ABSTRACT This article charts a yet unsuccessful attempt to have a gender-marked musical expression legally recognised as heritage: ‘women’s singing’ of Potosí, Bolivia. Drawing on interviews and ethnographic fieldwork in Bolivian contexts, the authors read the gender-marked status of this initiative as a symbolic site of intercultural disjunctures. Conflicting gender politics sit at the crux of this difficulty to assemble ‘women’s singing’ as a heritage object, contradictions between Bolivia’s persistent neoliberal state in which feminist discourses of gender equality reign within a development apparatus, and a plurinational state that originally emerged from social movements that brought Indigenous concepts into governing practices.
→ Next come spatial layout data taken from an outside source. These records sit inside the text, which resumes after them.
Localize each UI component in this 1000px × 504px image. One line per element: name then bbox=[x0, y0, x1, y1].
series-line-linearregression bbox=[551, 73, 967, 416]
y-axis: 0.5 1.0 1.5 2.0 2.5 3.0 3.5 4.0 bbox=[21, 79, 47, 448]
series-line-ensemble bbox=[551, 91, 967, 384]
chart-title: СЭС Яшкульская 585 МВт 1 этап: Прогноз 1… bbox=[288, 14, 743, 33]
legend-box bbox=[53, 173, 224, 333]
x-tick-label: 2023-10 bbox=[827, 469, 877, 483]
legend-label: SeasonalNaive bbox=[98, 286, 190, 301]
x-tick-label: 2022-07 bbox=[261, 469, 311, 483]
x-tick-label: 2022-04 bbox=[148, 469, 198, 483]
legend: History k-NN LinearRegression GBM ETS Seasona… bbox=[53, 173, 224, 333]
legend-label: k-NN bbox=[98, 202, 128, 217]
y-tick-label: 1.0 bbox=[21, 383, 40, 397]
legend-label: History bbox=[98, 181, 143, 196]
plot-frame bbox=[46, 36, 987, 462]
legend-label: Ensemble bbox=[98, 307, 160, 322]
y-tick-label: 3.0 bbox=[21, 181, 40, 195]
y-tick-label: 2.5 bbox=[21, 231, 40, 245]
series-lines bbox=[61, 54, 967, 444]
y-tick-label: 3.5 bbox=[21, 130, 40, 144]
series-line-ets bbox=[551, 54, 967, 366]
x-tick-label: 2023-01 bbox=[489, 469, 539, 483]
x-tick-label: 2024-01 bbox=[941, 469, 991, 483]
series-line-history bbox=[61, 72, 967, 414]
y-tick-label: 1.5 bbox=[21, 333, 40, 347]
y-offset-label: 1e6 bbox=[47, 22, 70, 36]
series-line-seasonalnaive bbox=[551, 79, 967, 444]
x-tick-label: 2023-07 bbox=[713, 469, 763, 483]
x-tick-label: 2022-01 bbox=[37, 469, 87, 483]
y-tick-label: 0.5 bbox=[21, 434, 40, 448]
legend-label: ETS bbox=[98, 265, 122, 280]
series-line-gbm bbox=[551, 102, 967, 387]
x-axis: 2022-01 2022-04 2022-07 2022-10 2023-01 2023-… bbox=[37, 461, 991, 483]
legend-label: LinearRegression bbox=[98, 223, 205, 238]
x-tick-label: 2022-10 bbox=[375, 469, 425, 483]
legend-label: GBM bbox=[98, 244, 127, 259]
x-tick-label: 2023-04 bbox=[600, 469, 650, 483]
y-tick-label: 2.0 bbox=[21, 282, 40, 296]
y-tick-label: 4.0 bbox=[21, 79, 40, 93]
Expanding on the topic of gender in heritage studies, this work points to critical applications of intersectionality, and uncovers useful openings that this concept lends to heritage studies in general. Through an intersectional lens, key inconsistencies are revealed between a liberal feminist agenda that focusses on empowering stand-alone women and Indigenous working class women’s mobilisation politics that cannot address gender inequalities without also engaging class and ethnic marginalisation. The case study shows how social justice mobilisations, central to political intersectionality, productively disrupt the compartmentalised approaches to rights that usually operate in bureaucratised governing entities.